If I understand correctly,

%t0 = gpu.launch_func async ...
%t1 = gpu.wait async [%t0]

will now convert to

%stream0 = llvm.call @mgpuStreamCreate()
llvm.call @mgpuLaunchKernel(%stream0, ...)       // assumption: inserted before gpu.launch_func
%t0 = gpu.launch_func async ...                  // marked for deletion
%event = llvm.call @mgpuEventCreate()            // after definition of %t0, not %stream0
llvm.call @mgpuEventRecord(%event, %stream0)
%stream1 = llvm.call @mgpuStreamCreate()
llvm.call @mgpuStreamWaitEvent(%stream1, %event)
llvm.call @mgpuEventDestroy(%event)
%t1 = gpu.wait async [%t0]                       // marked for deletion

Side note: my intention is that streams will only be created with explicit gpu.wait async ops, but your point still holds.

herhut accepted this revision.Oct 21 2020, 7:19 AM

Thanks.

mlir/lib/Conversion/GPUCommon/ConvertLaunchFuncToRuntimeCalls.cpp
326

Can you add a comment here why getOperands is used. This is somewhat special and not obvious.

330

Can you just copy this to the comment in the code.
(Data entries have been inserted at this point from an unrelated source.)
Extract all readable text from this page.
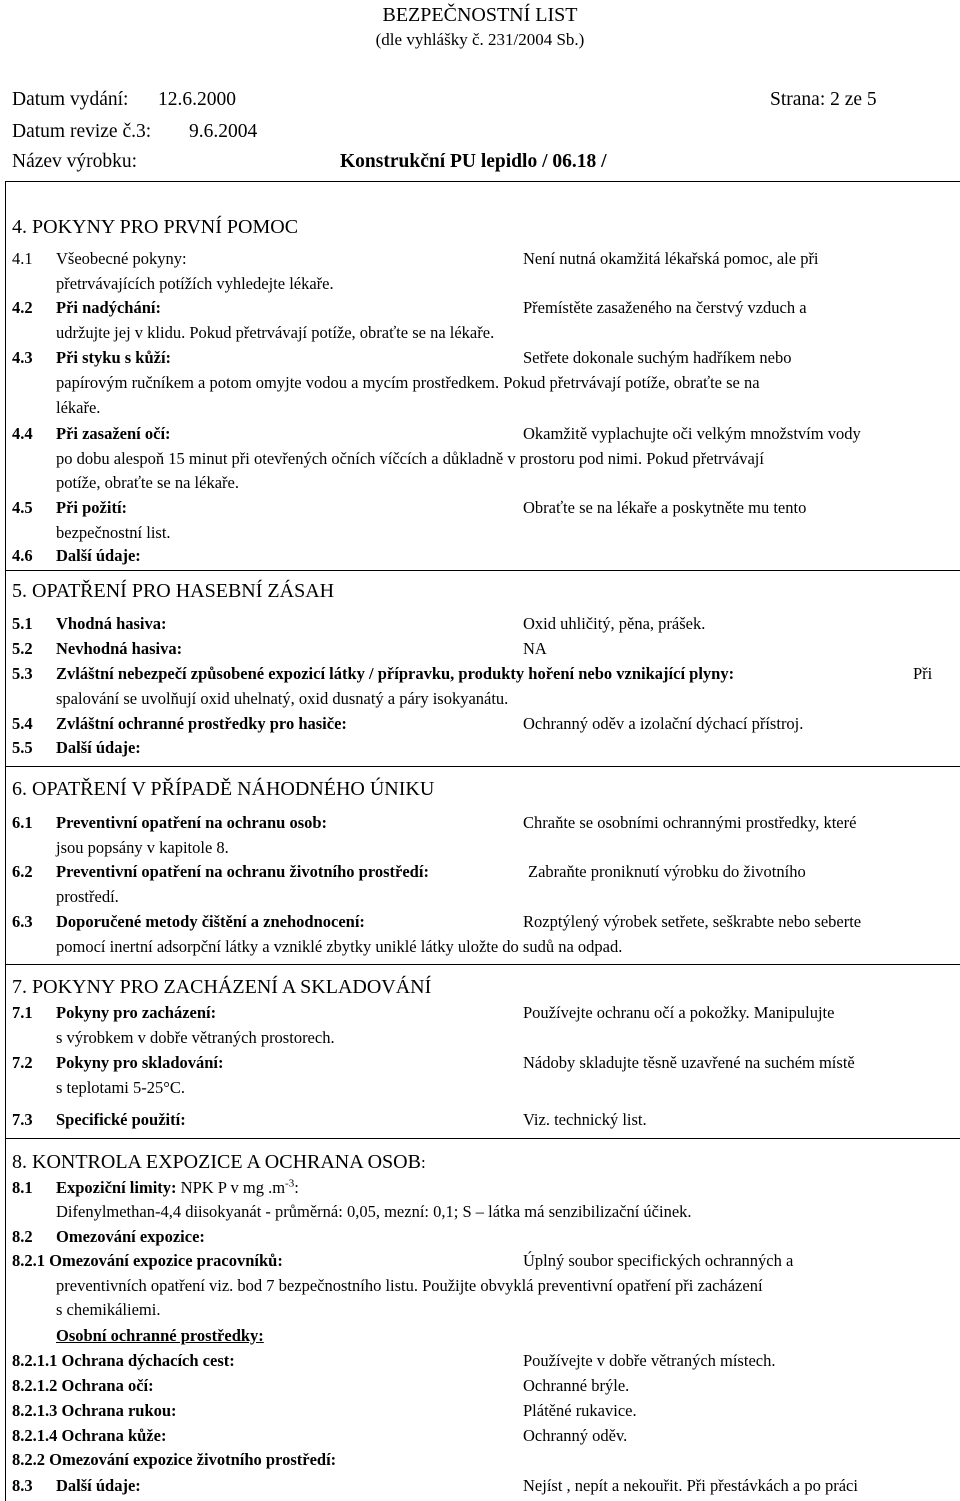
BEZPEČNOSTNÍ LIST
(dle vyhlášky č. 231/2004 Sb.)
Datum vydání: 12.6.2000	Strana: 2 ze 5
Datum revize č.3: 9.6.2004
Název výrobku:	Konstrukční PU lepidlo / 06.18 /
4. POKYNY PRO PRVNÍ POMOC
4.1 Všeobecné pokyny:	Není nutná okamžitá lékařská pomoc, ale při
přetrvávajících potížích vyhledejte lékaře.
4.2 Při nadýchání:	Přemístěte zasaženého na čerstvý vzduch a
udržujte jej v klidu. Pokud přetrvávají potíže, obraťte se na lékaře.
4.3 Při styku s kůží:	Setřete dokonale suchým hadříkem nebo
papírovým ručníkem a potom omyjte vodou a mycím prostředkem. Pokud přetrvávají potíže, obraťte se na
lékaře.
4.4 Při zasažení očí:	Okamžitě vyplachujte oči velkým množstvím vody
po dobu alespoň 15 minut při otevřených očních víčcích a důkladně v prostoru pod nimi. Pokud přetrvávají
potíže, obraťte se na lékaře.
4.5 Při požití:	Obraťte se na lékaře a poskytněte mu tento
bezpečnostní list.
4.6 Další údaje:
5. OPATŘENÍ PRO HASEBNÍ ZÁSAH
5.1 Vhodná hasiva:	Oxid uhličitý, pěna, prášek.
5.2 Nevhodná hasiva:	NA
5.3 Zvláštní nebezpečí způsobené expozicí látky / přípravku, produkty hoření nebo vznikající plyny:	Při
spalování se uvolňují oxid uhelnatý, oxid dusnatý a páry isokyanátu.
5.4 Zvláštní ochranné prostředky pro hasiče:	Ochranný oděv a izolační dýchací přístroj.
5.5 Další údaje:
6. OPATŘENÍ V PŘÍPADĚ NÁHODNÉHO ÚNIKU
6.1 Preventivní opatření na ochranu osob:	Chraňte se osobními ochrannými prostředky, které
jsou popsány v kapitole 8.
6.2 Preventivní opatření na ochranu životního prostředí:	Zabraňte proniknutí výrobku do životního
prostředí.
6.3 Doporučené metody čištění a znehodnocení:	Rozptýlený výrobek setřete, seškrabte nebo seberte
pomocí inertní adsorpční látky a vzniklé zbytky uniklé látky uložte do sudů na odpad.
7. POKYNY PRO ZACHÁZENÍ A SKLADOVÁNÍ
7.1 Pokyny pro zacházení:	Používejte ochranu očí a pokožky. Manipulujte
s výrobkem v dobře větraných prostorech.
7.2 Pokyny pro skladování:	Nádoby skladujte těsně uzavřené na suchém místě
s teplotami 5-25°C.
7.3 Specifické použití:	Viz. technický list.
8. KONTROLA EXPOZICE A OCHRANA OSOB:
8.1 Expoziční limity: NPK P v mg $.m^{-3}$:
Difenylmethan-4,4 diisokyanát - průměrná: 0,05, mezní: 0,1; S – látka má senzibilizační účinek.
8.2 Omezování expozice:
8.2.1 Omezování expozice pracovníků:	Úplný soubor specifických ochranných a
preventivních opatření viz. bod 7 bezpečnostního listu. Použijte obvyklá preventivní opatření při zacházení
s chemikáliemi.
Osobní ochranné prostředky:
8.2.1.1 Ochrana dýchacích cest:	Používejte v dobře větraných místech.
8.2.1.2 Ochrana očí:	Ochranné brýle.
8.2.1.3 Ochrana rukou:	Plátěné rukavice.
8.2.1.4 Ochrana kůže:	Ochranný oděv.
8.2.2 Omezování expozice životního prostředí:
8.3 Další údaje:	Nejíst , nepít a nekouřit. Při přestávkách a po práci
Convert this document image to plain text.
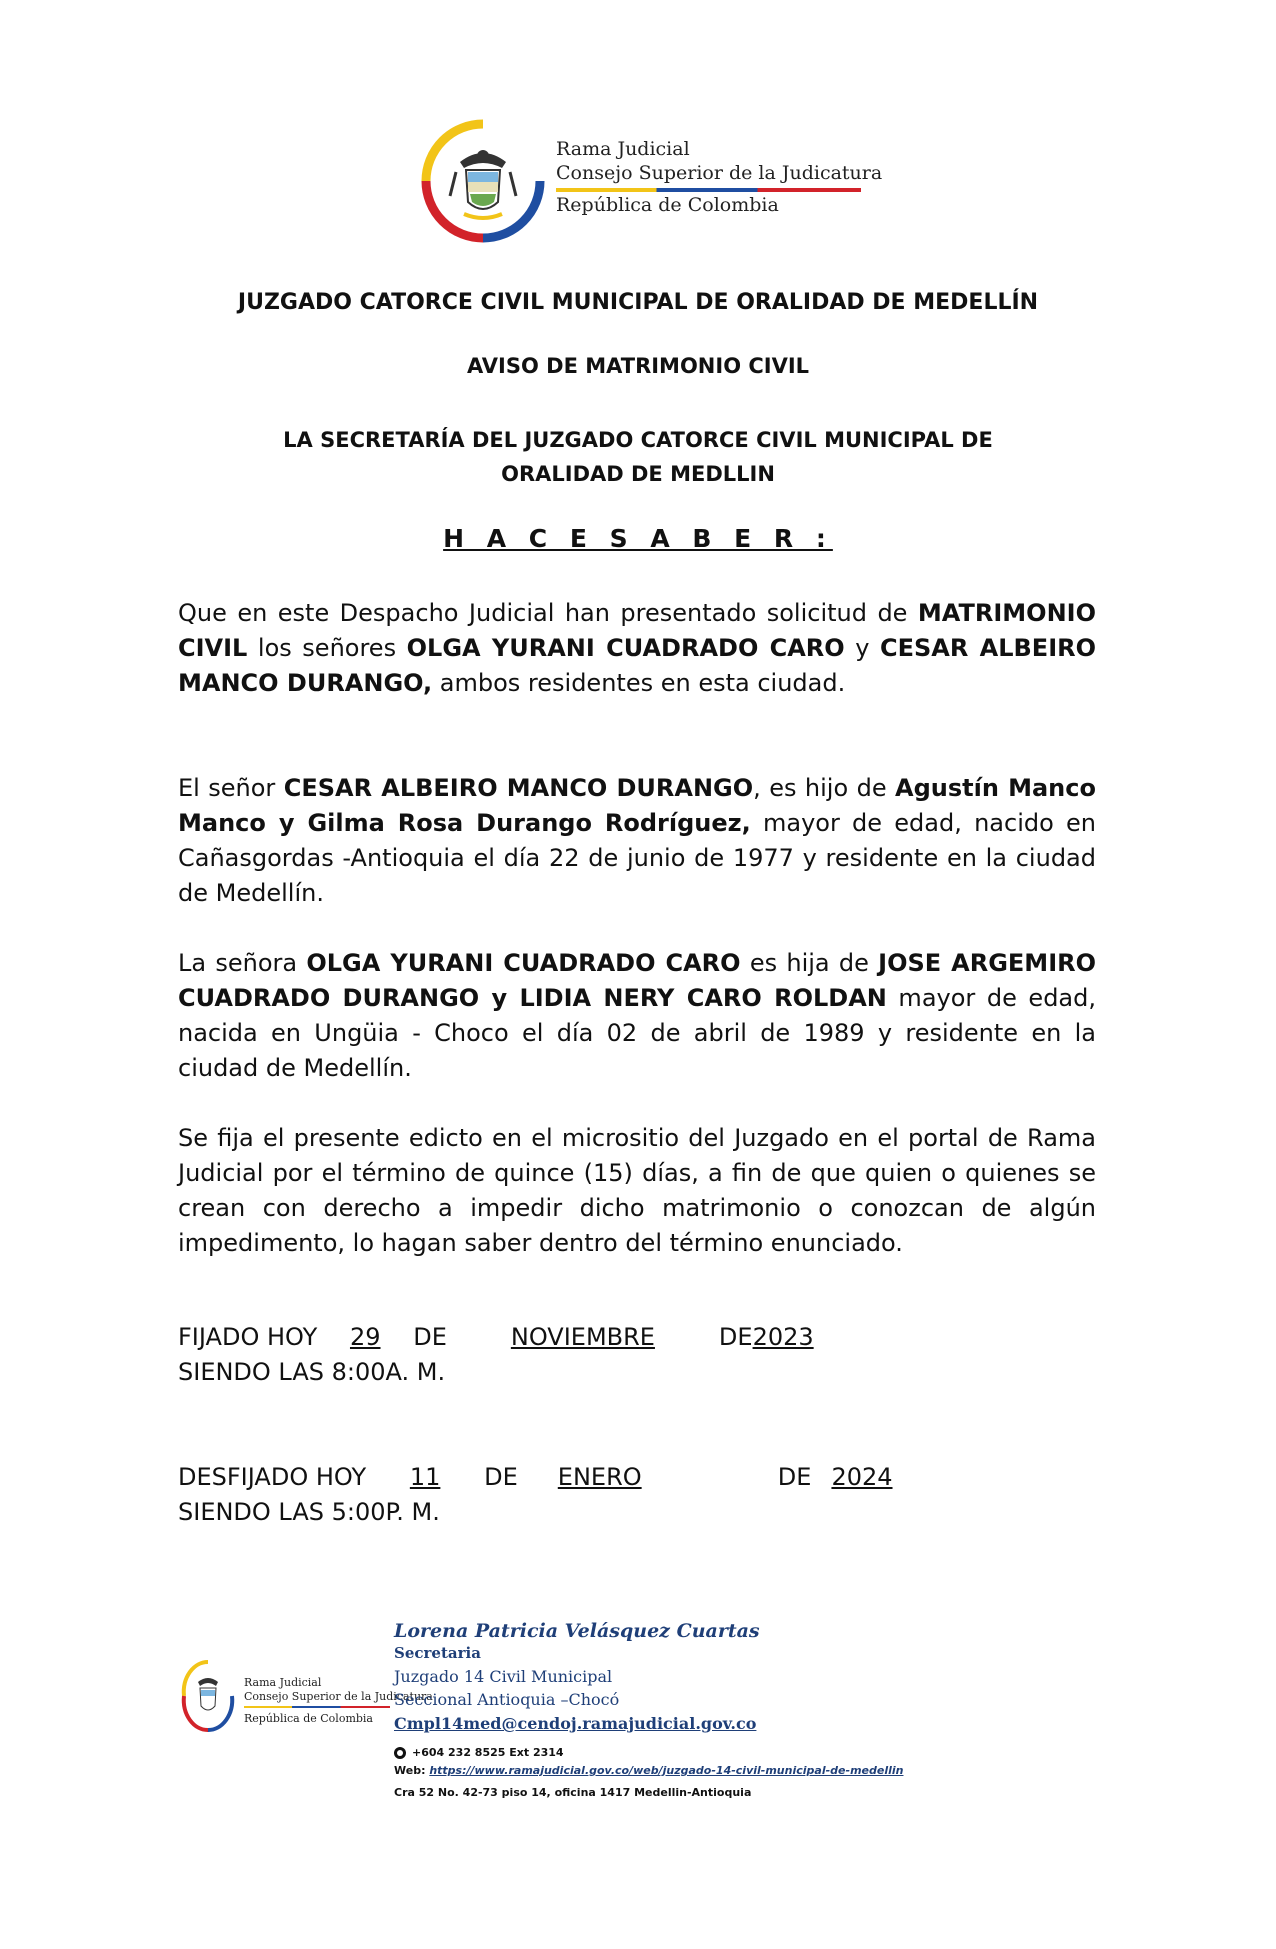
Rama Judicial
Consejo Superior de la Judicatura
República de Colombia
JUZGADO CATORCE CIVIL MUNICIPAL DE ORALIDAD DE MEDELLÍN
AVISO DE MATRIMONIO CIVIL
LA SECRETARÍA DEL JUZGADO CATORCE CIVIL MUNICIPAL DE
ORALIDAD DE MEDLLIN
H A C E S A B E R :
Que en este Despacho Judicial han presentado solicitud de MATRIMONIO CIVIL los señores OLGA YURANI CUADRADO CARO y CESAR ALBEIRO MANCO DURANGO, ambos residentes en esta ciudad.
El señor CESAR ALBEIRO MANCO DURANGO, es hijo de Agustín Manco Manco y Gilma Rosa Durango Rodríguez, mayor de edad, nacido en Cañasgordas -Antioquia el día 22 de junio de 1977 y residente en la ciudad de Medellín.
La señora OLGA YURANI CUADRADO CARO es hija de JOSE ARGEMIRO CUADRADO DURANGO y LIDIA NERY CARO ROLDAN mayor de edad, nacida en Ungüia - Choco el día 02 de abril de 1989 y residente en la ciudad de Medellín.
Se fija el presente edicto en el micrositio del Juzgado en el portal de Rama Judicial por el término de quince (15) días, a fin de que quien o quienes se crean con derecho a impedir dicho matrimonio o conozcan de algún impedimento, lo hagan saber dentro del término enunciado.
FIJADO HOY 29 DE	NOVIEMBRE	DE2023
SIENDO LAS 8:00A. M.
DESFIJADO HOY 11 DE ENERO	DE 2024
SIENDO LAS 5:00P. M.
Rama Judicial
Consejo Superior de la Judicatura
República de Colombia
Lorena Patricia Velásquez Cuartas
Secretaria
Juzgado 14 Civil Municipal
Seccional Antioquia –Chocó
Cmpl14med@cendoj.ramajudicial.gov.co
+604 232 8525 Ext 2314
Web: https://www.ramajudicial.gov.co/web/juzgado-14-civil-municipal-de-medellin
Cra 52 No. 42-73 piso 14, oficina 1417 Medellin-Antioquia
I think it would serve well as documentation,

mlir/test/Conversion/GPUCommon/lower-wait-to-gpu-runtime-calls.mlir
5

Please remember to add a test with a gpu.launch once that supports async launches.

This revision is now accepted and ready to land.Oct 21 2020, 7:19 AM
This revision was landed with ongoing or failed builds.Oct 21 2020, 9:20 AM
This revision was automatically updated to reflect the committed changes.